Municipal debt funds stayed on track for the 18th consecutive week of net inflows, this time for $0.9 billion, according to Tom Roseen, head of research services at Lipper and author of the firm’s weekly U.S. fund flow data commentary.

“Of all the groups, muni debt funds have been attractor of continuous asset flows.  We’ve not only seen money coming in but we’ve seen it increasing over the last 18 weeks as well,” Roseen said.  “Yields for quite a few of the classifications on an after-tax adjusted basis still are outpacing the funds’ taxable brethren.”

The week ending Aug. 15 also saw the third largest inflows into institutional money funds since March. That’s probably because institutions are parking their money for the time being, Roseen said.  “They don’t trust the economy—people are iffy right now.  Because of the low volumes in the market, I think people have taken the opportunity to park some money on the sideline and they’re using this instrument that’s not paying them anything now waiting for opportunity.

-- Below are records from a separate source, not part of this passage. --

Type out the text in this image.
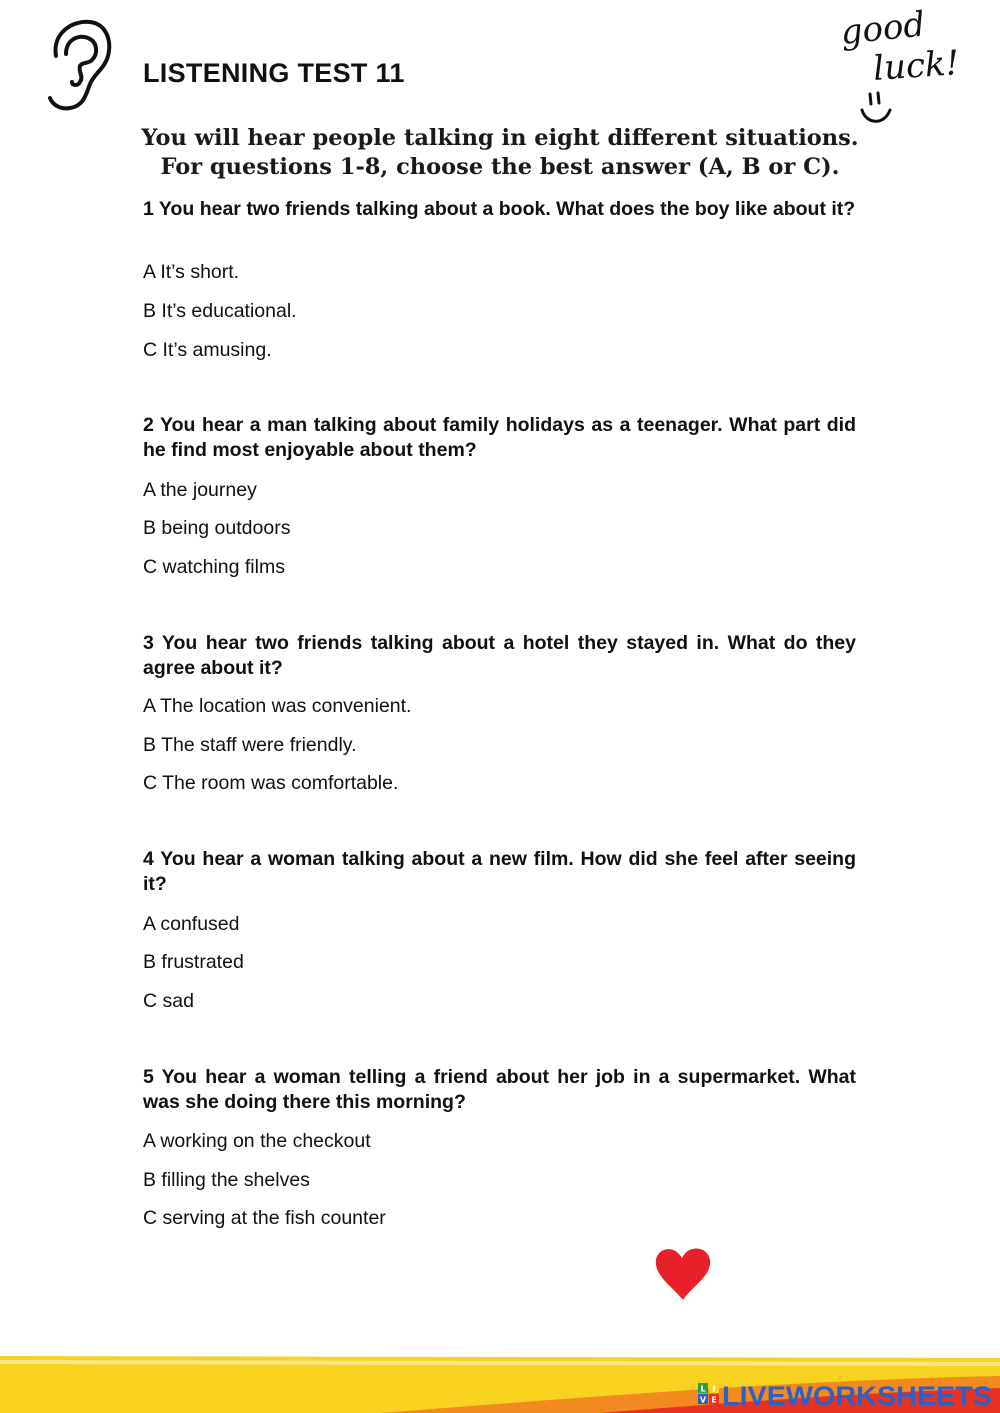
LISTENING TEST 11
good
luck!
You will hear people talking in eight different situations.
For questions 1-8, choose the best answer (A, B or C).
1 You hear two friends talking about a book. What does the boy like about it?
A It’s short.
B It’s educational.
C It’s amusing.
2 You hear a man talking about family holidays as a teenager. What part did he find most enjoyable about them?
A the journey
B being outdoors
C watching films
3 You hear two friends talking about a hotel they stayed in. What do they agree about it?
A The location was convenient.
B The staff were friendly.
C The room was comfortable.
4 You hear a woman talking about a new film. How did she feel after seeing it?
A confused
B frustrated
C sad
5 You hear a woman telling a friend about her job in a supermarket. What was she doing there this morning?
A working on the checkout
B filling the shelves
C serving at the fish counter
L I
V E LIVEWORKSHEETS
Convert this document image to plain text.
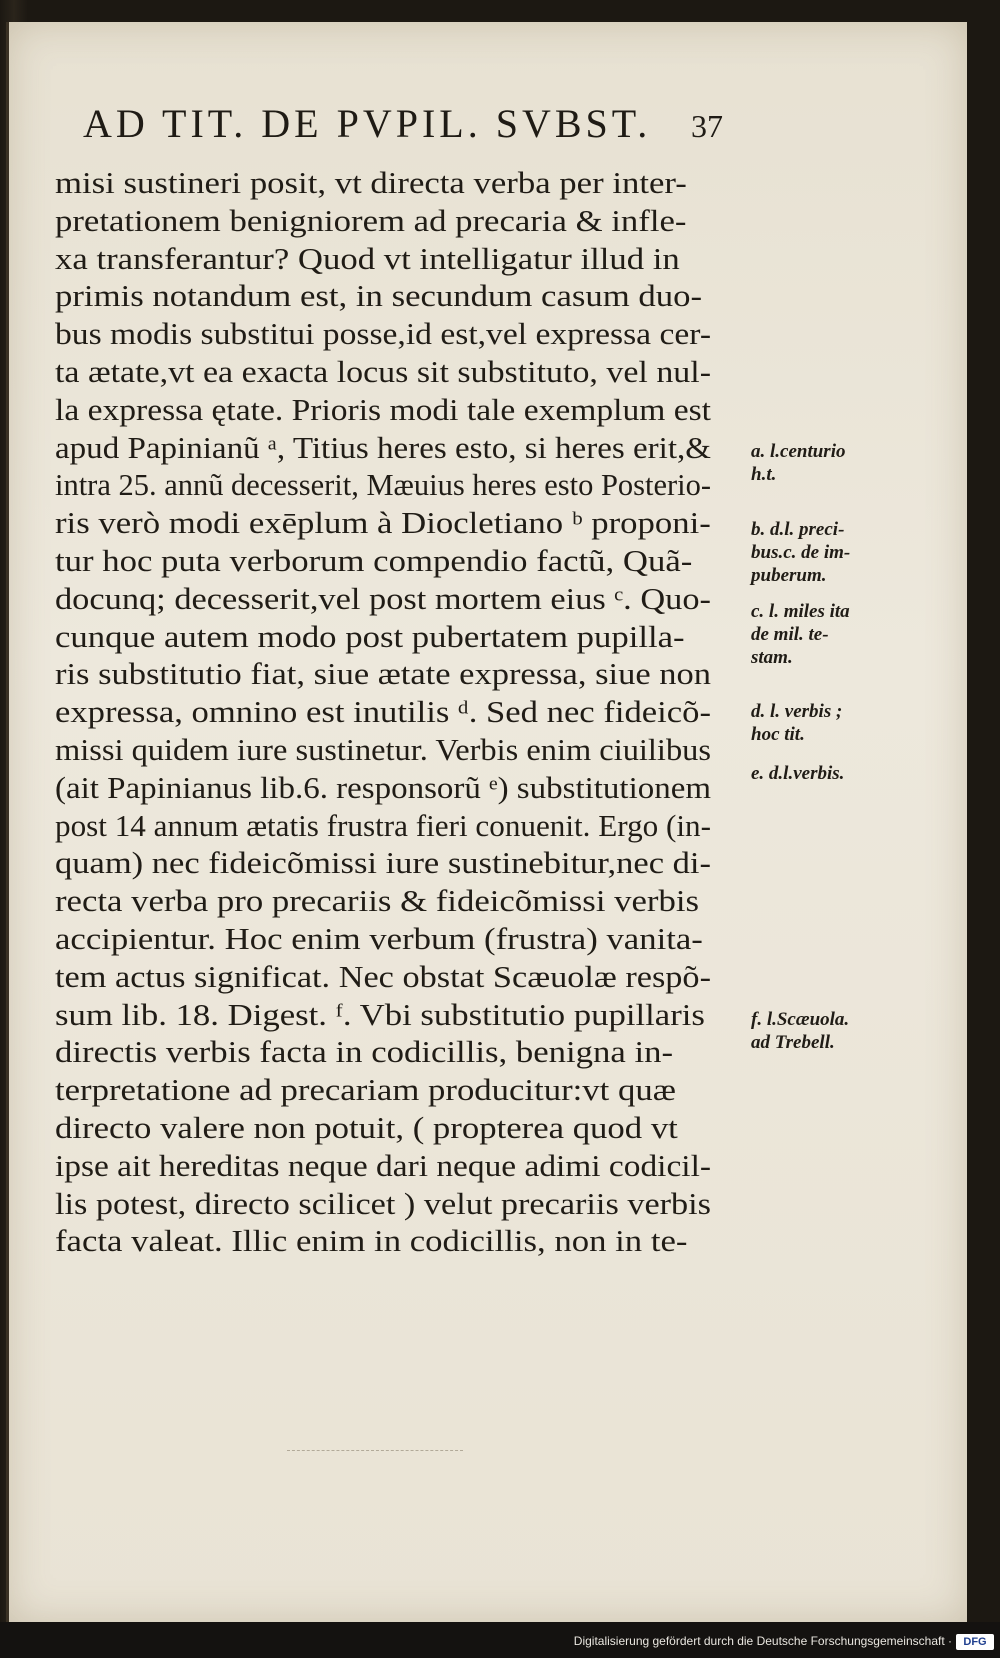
AD TIT. DE PVPIL. SVBST. 37
misi sustineri posit, vt directa verba per inter-
pretationem benigniorem ad precaria & infle-
xa transferantur? Quod vt intelligatur illud in
primis notandum est, in secundum casum duo-
bus modis substitui posse,id est,vel expressa cer-
ta ætate,vt ea exacta locus sit substituto, vel nul-
la expressa ętate. Prioris modi tale exemplum est
apud Papinianũ ᵃ, Titius heres esto, si heres erit,&
intra 25. annũ decesserit, Mæuius heres esto Posterio-
ris verò modi exēplum à Diocletiano ᵇ proponi-
tur hoc puta verborum compendio factũ, Quã-
docunq; decesserit,vel post mortem eius ᶜ. Quo-
cunque autem modo post pubertatem pupilla-
ris substitutio fiat, siue ætate expressa, siue non
expressa, omnino est inutilis ᵈ. Sed nec fideicõ-
missi quidem iure sustinetur. Verbis enim ciuilibus
(ait Papinianus lib.6. responsorũ ᵉ) substitutionem
post 14 annum ætatis frustra fieri conuenit. Ergo (in-
quam) nec fideicõmissi iure sustinebitur,nec di-
recta verba pro precariis & fideicõmissi verbis
accipientur. Hoc enim verbum (frustra) vanita-
tem actus significat. Nec obstat Scæuolæ respõ-
sum lib. 18. Digest. ᶠ. Vbi substitutio pupillaris
directis verbis facta in codicillis, benigna in-
terpretatione ad precariam producitur:vt quæ
directo valere non potuit, ( propterea quod vt
ipse ait hereditas neque dari neque adimi codicil-
lis potest, directo scilicet ) velut precariis verbis
facta valeat. Illic enim in codicillis, non in te-
a. l.centurio
h.t.
b. d.l. preci-
bus.c. de im-
puberum.
c. l. miles ita
de mil. te-
stam.
d. l. verbis ;
hoc tit.
e. d.l.verbis.
f. l.Scæuola.
ad Trebell.
Digitalisierung gefördert durch die Deutsche Forschungsgemeinschaft ·	DFG
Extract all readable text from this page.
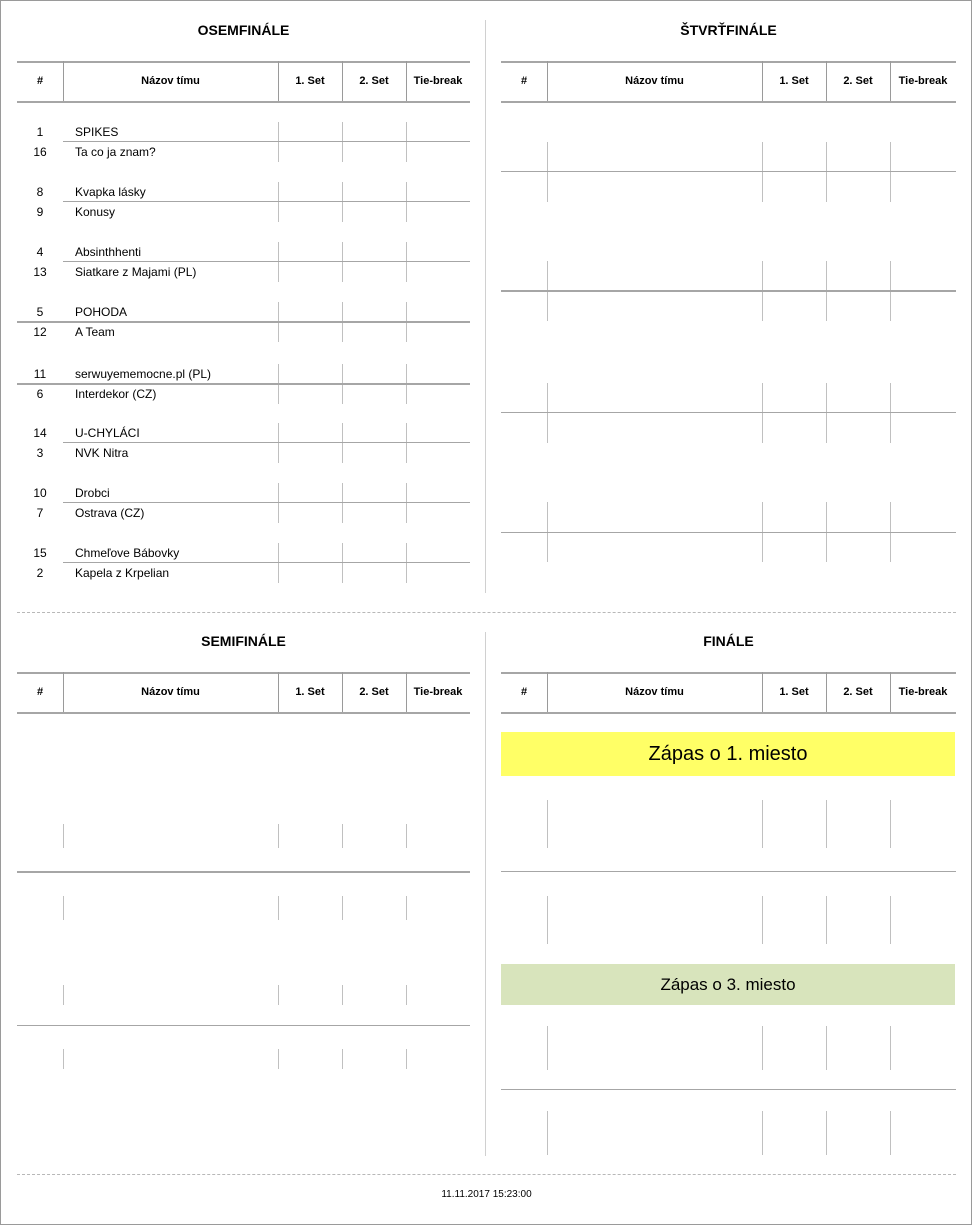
OSEMFINÁLE	ŠTVRŤFINÁLE
SEMIFINÁLE	FINÁLE
#	Názov tímu	1. Set	2. Set	Tie-break
1	SPIKES
16	Ta co ja znam?
8	Kvapka lásky
9	Konusy
4	Absinthhenti
13	Siatkare z Majami (PL)
5	POHODA
12	A Team
11	serwuyememocne.pl (PL)
6	Interdekor (CZ)
14	U-CHYLÁCI
3	NVK Nitra
10	Drobci
7	Ostrava (CZ)
15	Chmeľove Bábovky
2	Kapela z Krpelian
#	Názov tímu	1. Set	2. Set	Tie-break
#	Názov tímu	1. Set	2. Set	Tie-break	#	Názov tímu	1. Set	2. Set	Tie-break
Zápas o 1. miesto
Zápas o 3. miesto
11.11.2017 15:23:00
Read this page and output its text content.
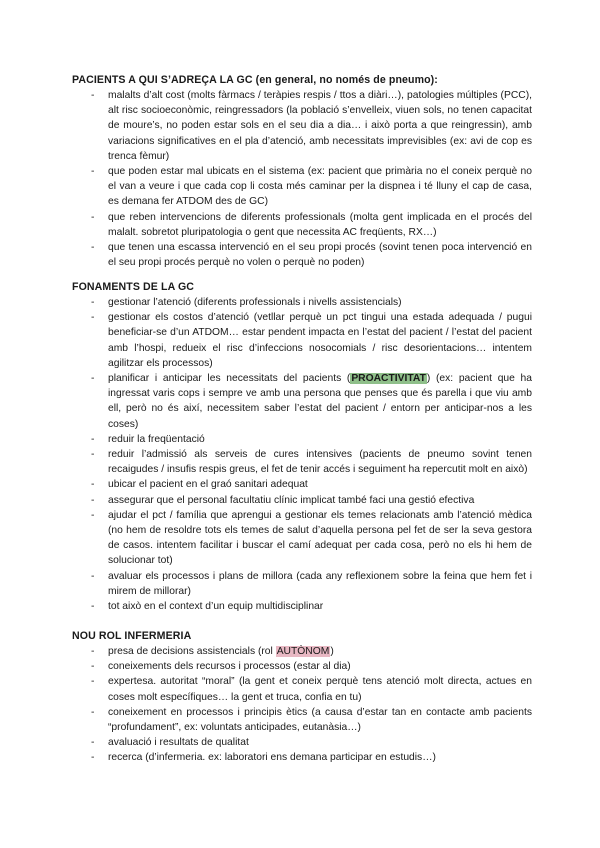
PACIENTS A QUI S’ADREÇA LA GC (en general, no només de pneumo):

- malalts d’alt cost (molts fàrmacs / teràpies respis / ttos a diàri…), patologies múltiples (PCC), alt risc socioeconòmic, reingressadors (la població s’envelleix, viuen sols, no tenen capacitat de moure’s, no poden estar sols en el seu dia a dia… i això porta a que reingressin), amb variacions significatives en el pla d’atenció, amb necessitats imprevisibles (ex: avi de cop es trenca fèmur)
- que poden estar mal ubicats en el sistema (ex: pacient que primària no el coneix perquè no el van a veure i que cada cop li costa més caminar per la dispnea i té lluny el cap de casa, es demana fer ATDOM des de GC)
- que reben intervencions de diferents professionals (molta gent implicada en el procés del malalt. sobretot pluripatologia o gent que necessita AC freqüents, RX…)
- que tenen una escassa intervenció en el seu propi procés (sovint tenen poca intervenció en el seu propi procés perquè no volen o perquè no poden)

FONAMENTS DE LA GC

- gestionar l’atenció (diferents professionals i nivells assistencials)
- gestionar els costos d’atenció (vetllar perquè un pct tingui una estada adequada / pugui beneficiar-se d’un ATDOM… estar pendent impacta en l’estat del pacient / l’estat del pacient amb l’hospi, redueix el risc d’infeccions nosocomials / risc desorientacions… intentem agilitzar els processos)
- planificar i anticipar les necessitats del pacients (PROACTIVITAT) (ex: pacient que ha ingressat varis cops i sempre ve amb una persona que penses que és parella i que viu amb ell, però no és així, necessitem saber l’estat del pacient / entorn per anticipar-nos a les coses)
- reduir la freqüentació
- reduir l’admissió als serveis de cures intensives (pacients de pneumo sovint tenen recaigudes / insufis respis greus, el fet de tenir accés i seguiment ha repercutit molt en això)
- ubicar el pacient en el graó sanitari adequat
- assegurar que el personal facultatiu clínic implicat també faci una gestió efectiva
- ajudar el pct / família que aprengui a gestionar els temes relacionats amb l’atenció mèdica (no hem de resoldre tots els temes de salut d’aquella persona pel fet de ser la seva gestora de casos. intentem facilitar i buscar el camí adequat per cada cosa, però no els hi hem de solucionar tot)
- avaluar els processos i plans de millora (cada any reflexionem sobre la feina que hem fet i mirem de millorar)
- tot això en el context d’un equip multidisciplinar

NOU ROL INFERMERIA

- presa de decisions assistencials (rol AUTÒNOM)
- coneixements dels recursos i processos (estar al dia)
- expertesa. autoritat “moral” (la gent et coneix perquè tens atenció molt directa, actues en coses molt específiques… la gent et truca, confia en tu)
- coneixement en processos i principis ètics (a causa d’estar tan en contacte amb pacients “profundament”, ex: voluntats anticipades, eutanàsia…)
- avaluació i resultats de qualitat
- recerca (d’infermeria. ex: laboratori ens demana participar en estudis…)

They could also be padding their coffers for quarterly payments and there are quarterly funding requirements for 401(k)s,” Roseen said.

Although investors are concerned about the global economy, they’re still not going to treasuries, Roseen said. “Investors are going out on the risk spectrum in search of yield,” into flexible portfolios, emerging market debt and high yield debt, he said.

Meanwhile, equity ETFs suffered net redemptions for the second consecutive week, with two funds accounting for the majority of outflows, according to Lipper’s US fund flow data for the week ending Aug. 15. The SPDR S&P 500 ETF had $3.1B in net redemptions while the iShares Russell 2000 index had $1.0B in net redemptions, according to Lipper.

“Both (ETFs) are instruments that people use for quick moves in and out,” said Roseen.  “We have seen big swings on a weekly basis… we’re coming to the end of the reporting season, there wasn’t a lot of news over the last week and people are still on vacation. So maybe people are thinking it’s time to pull back, we’ve had some pretty good runs, take some money off the table and see what’s going to happen going forward.”